Modern frameworks do a great job at embedding security features into the core developer experience. Here are a few examples that stand out:
Django's password hashing auto-upgrade: when a user logs in, Django transparently re-hashes their password using the most secure algorithm configured. Developers don’t need to worry about migrating hash formats or checking against legacy ones — it just works, securely.
Traversal-resistant file APIs in Go: Go recently introduced secure file system functions that help prevent directory traversal vulnerabilities. With these APIs, developers can safely resolve file paths without manually sanitizing input or writing fragile code. It’s an example of how better primitives lead to fewer bugs.
While frameworks and languages have improved significantly, there are still security pitfalls that developers routinely fall into — often because the APIs lead them in the wrong direction by default.
HTTP clients that follow redirects by default: This behavior is one of the most common causes of SSRF vulnerabilities observed during code reviews and CVE research. Developers add a deny list of internal IP addresses to prevent SSRF, but the HTTP client automatically follows redirects — allowing attackers to bounce through an external site and land inside the restricted range.

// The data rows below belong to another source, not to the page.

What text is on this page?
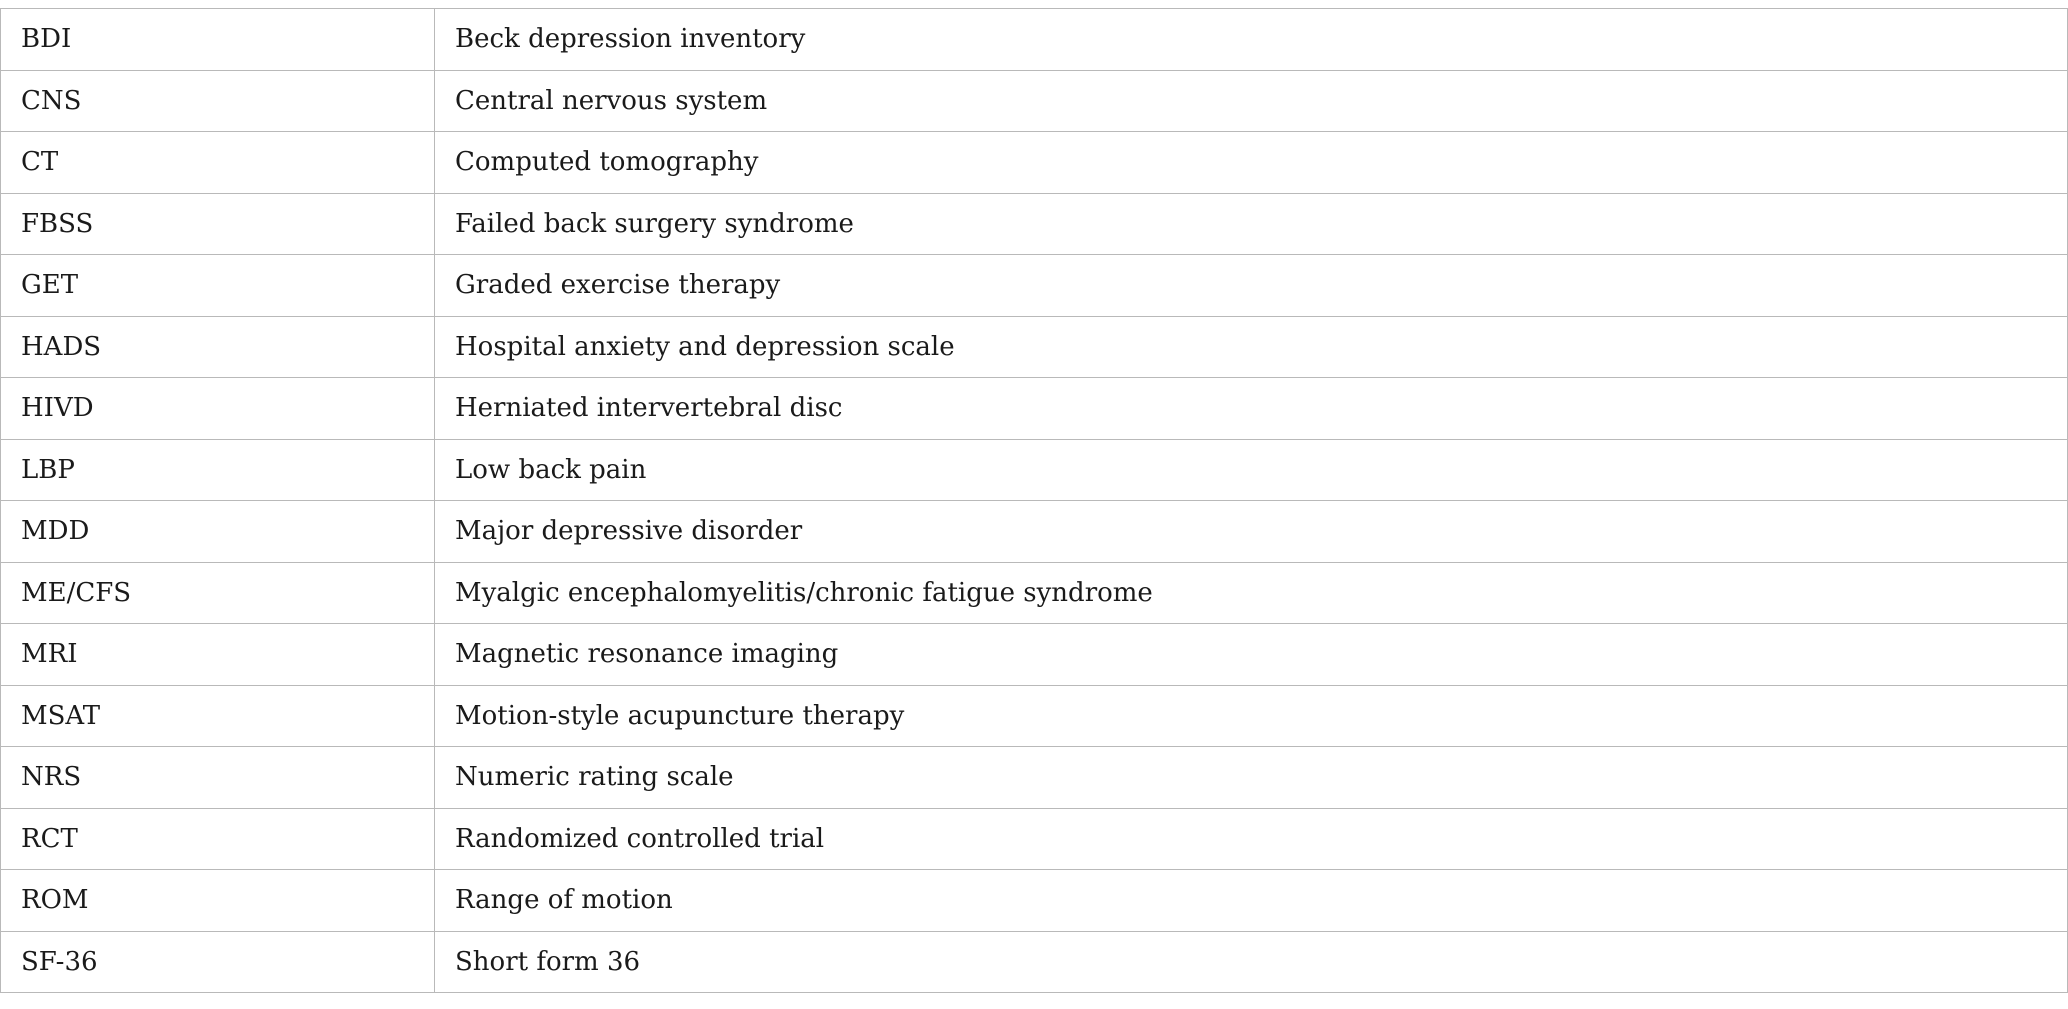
BDI	Beck depression inventory
CNS	Central nervous system
CT	Computed tomography
FBSS	Failed back surgery syndrome
GET	Graded exercise therapy
HADS	Hospital anxiety and depression scale
HIVD	Herniated intervertebral disc
LBP	Low back pain
MDD	Major depressive disorder
ME/CFS	Myalgic encephalomyelitis/chronic fatigue syndrome
MRI	Magnetic resonance imaging
MSAT	Motion-style acupuncture therapy
NRS	Numeric rating scale
RCT	Randomized controlled trial
ROM	Range of motion
SF-36	Short form 36
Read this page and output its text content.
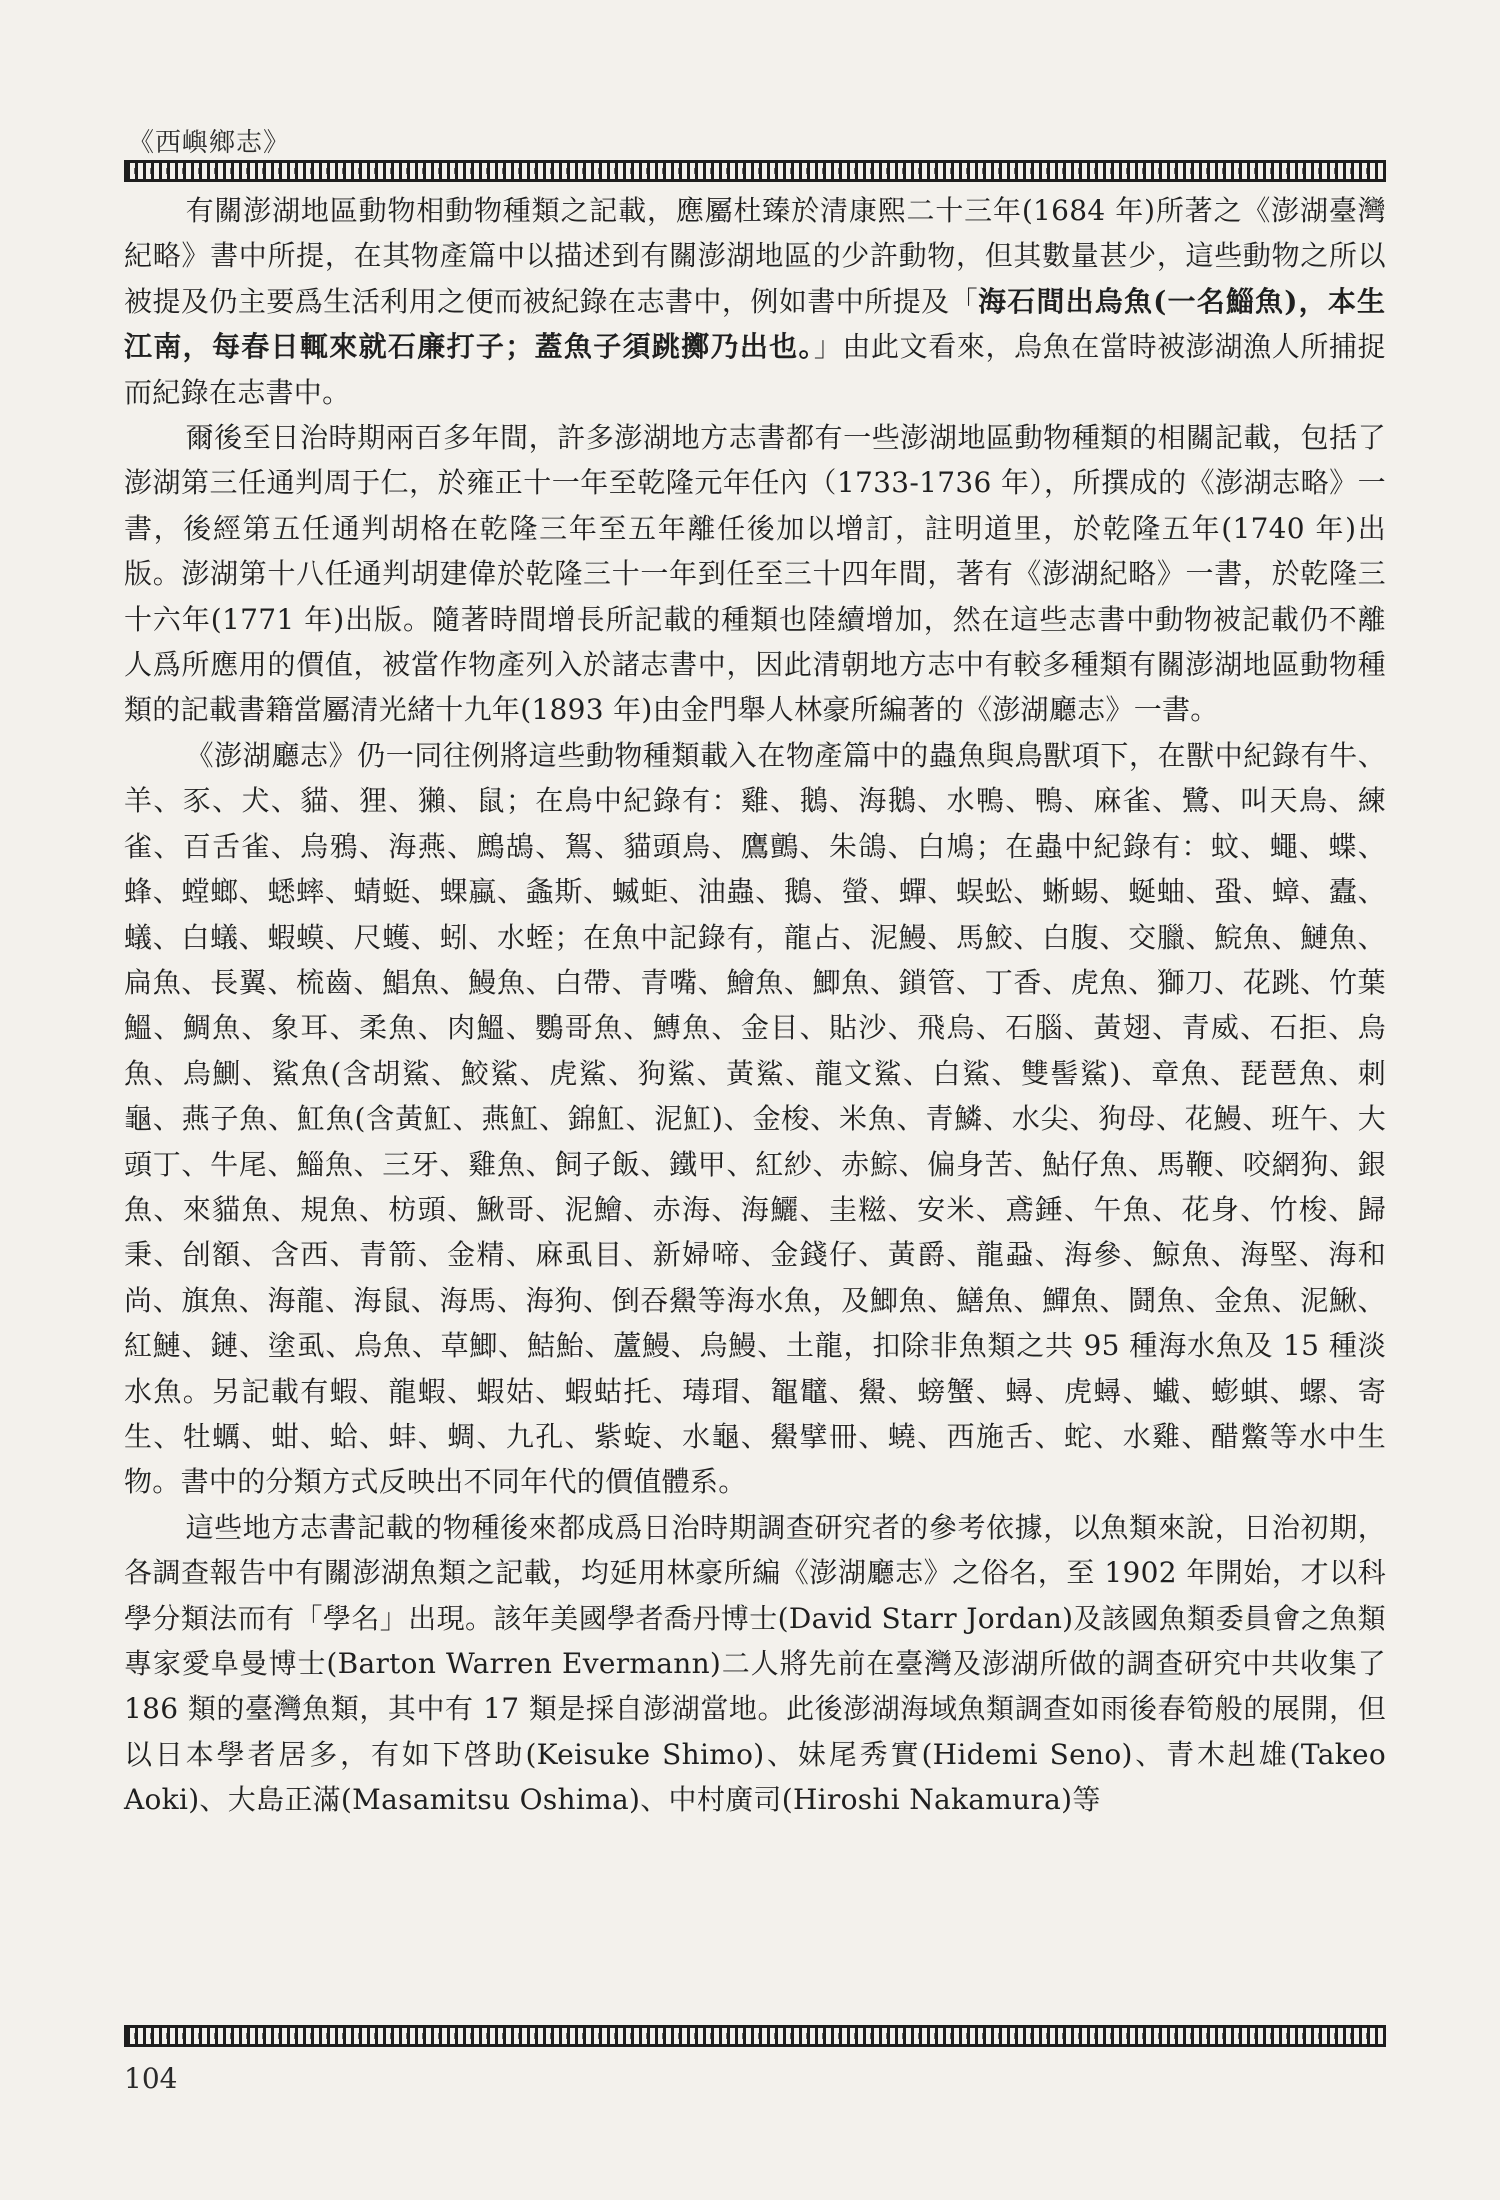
《西嶼鄉志》

有關澎湖地區動物相動物種類之記載，應屬杜臻於清康熙二十三年(1684 年)所著之《澎湖臺灣紀略》書中所提，在其物產篇中以描述到有關澎湖地區的少許動物，但其數量甚少，這些動物之所以被提及仍主要爲生活利用之便而被紀錄在志書中，例如書中所提及「海石間出烏魚(一名鯔魚)，本生江南，每春日輒來就石廉打子；蓋魚子須跳擲乃出也。」由此文看來，烏魚在當時被澎湖漁人所捕捉而紀錄在志書中。

爾後至日治時期兩百多年間，許多澎湖地方志書都有一些澎湖地區動物種類的相關記載，包括了澎湖第三任通判周于仁，於雍正十一年至乾隆元年任內（1733-1736 年），所撰成的《澎湖志略》一書，後經第五任通判胡格在乾隆三年至五年離任後加以增訂，註明道里，於乾隆五年(1740 年)出版。澎湖第十八任通判胡建偉於乾隆三十一年到任至三十四年間，著有《澎湖紀略》一書，於乾隆三十六年(1771 年)出版。隨著時間增長所記載的種類也陸續增加，然在這些志書中動物被記載仍不離人爲所應用的價值，被當作物產列入於諸志書中，因此清朝地方志中有較多種類有關澎湖地區動物種類的記載書籍當屬清光緒十九年(1893 年)由金門舉人林豪所編著的《澎湖廳志》一書。

《澎湖廳志》仍一同往例將這些動物種類載入在物產篇中的蟲魚與鳥獸項下，在獸中紀錄有牛、羊、豕、犬、貓、狸、獺、鼠；在鳥中紀錄有：雞、鵝、海鵝、水鴨、鴨、麻雀、鷺、叫天鳥、練雀、百舌雀、烏鴉、海燕、鷓鴣、鴽、貓頭鳥、鷹鸇、朱鴿、白鳩；在蟲中紀錄有：蚊、蠅、蝶、蜂、螳螂、蟋蟀、蜻蜓、蜾蠃、螽斯、蝛蚷、油蟲、鵝、螢、蟬、蜈蚣、蜥蜴、蜒蚰、蛩、蟑、蠹、蟻、白蟻、蝦蟆、尺蠖、蚓、水蛭；在魚中記錄有，龍占、泥鰻、馬鮫、白腹、交臘、鯇魚、鰱魚、扁魚、長翼、梳齒、鯧魚、鰻魚、白帶、青嘴、鱠魚、鯽魚、鎖管、丁香、虎魚、獅刀、花跳、竹葉鰮、鯛魚、象耳、柔魚、肉鰮、鸚哥魚、鱄魚、金目、貼沙、飛烏、石腦、黃翅、青威、石拒、烏魚、烏鰂、鯊魚(含胡鯊、鮫鯊、虎鯊、狗鯊、黃鯊、龍文鯊、白鯊、雙髻鯊)、章魚、琵琶魚、刺龜、燕子魚、魟魚(含黃魟、燕魟、錦魟、泥魟)、金梭、米魚、青鱗、水尖、狗母、花鰻、班午、大頭丁、牛尾、鯔魚、三牙、雞魚、飼子飯、鐵甲、紅紗、赤鯮、偏身苦、鮎仔魚、馬鞭、咬網狗、銀魚、來貓魚、規魚、枋頭、鰍哥、泥鱠、赤海、海鱺、圭糍、安米、鳶錘、午魚、花身、竹梭、歸秉、刣額、含西、青箭、金精、麻虱目、新婦啼、金錢仔、黃爵、龍蝨、海參、鯨魚、海堅、海和尚、旗魚、海龍、海鼠、海馬、海狗、倒吞鱟等海水魚，及鯽魚、鱔魚、鱓魚、鬪魚、金魚、泥鰍、紅鰱、鏈、塗虱、烏魚、草鯽、鮚鮐、蘆鰻、烏鰻、土龍，扣除非魚類之共 95 種海水魚及 15 種淡水魚。另記載有蝦、龍蝦、蝦姑、蝦蛄托、瑇瑁、鼅鼊、鱟、螃蟹、蟳、虎蟳、蠘、蟛蜞、螺、寄生、牡蠣、蚶、蛤、蚌、蜩、九孔、紫蜁、水龜、鱟擘冊、蟯、西施舌、蛇、水雞、醋鱉等水中生物。書中的分類方式反映出不同年代的價值體系。

這些地方志書記載的物種後來都成爲日治時期調查研究者的參考依據，以魚類來說，日治初期，各調查報告中有關澎湖魚類之記載，均延用林豪所編《澎湖廳志》之俗名，至 1902 年開始，才以科學分類法而有「學名」出現。該年美國學者喬丹博士(David Starr Jordan)及該國魚類委員會之魚類專家愛阜曼博士(Barton Warren Evermann)二人將先前在臺灣及澎湖所做的調查研究中共收集了 186 類的臺灣魚類，其中有 17 類是採自澎湖當地。此後澎湖海域魚類調查如雨後春筍般的展開，但以日本學者居多，有如下啓助(Keisuke Shimo)、妹尾秀實(Hidemi Seno)、青木赳雄(Takeo Aoki)、大島正滿(Masamitsu Oshima)、中村廣司(Hiroshi Nakamura)等

104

Disabling redirect-following should be the default, or at the very least much easier to control. Developers should have to opt into redirect behavior — not the other way around.
Hostname validation done wrong: Validating that a hostname belongs to a trusted domain seems easy, but it’s a trap for many developers. Common mistakes include using Contains("trusted.com")
or even EndsWith("trusted.com")
, which can be bypassed with hostnames like notreallytrusted.com
or hackingtrusted.com
.
This could be solved with better APIs — something like isSubdomainOf("trusted.com", input)
— that do the hard work correctly and consistently, making it easier to avoid common errors.
The more developers get for free — through secure defaults, guardrails, and high-quality primitives — the less they have to invent and the less security has to review. Some frameworks like Django and Go are leading the way, but there’s still a lot of room for improvement.
We should continue asking: what else should developers get for free? Because the more we get this right at the foundation, the more secure our applications become — by default.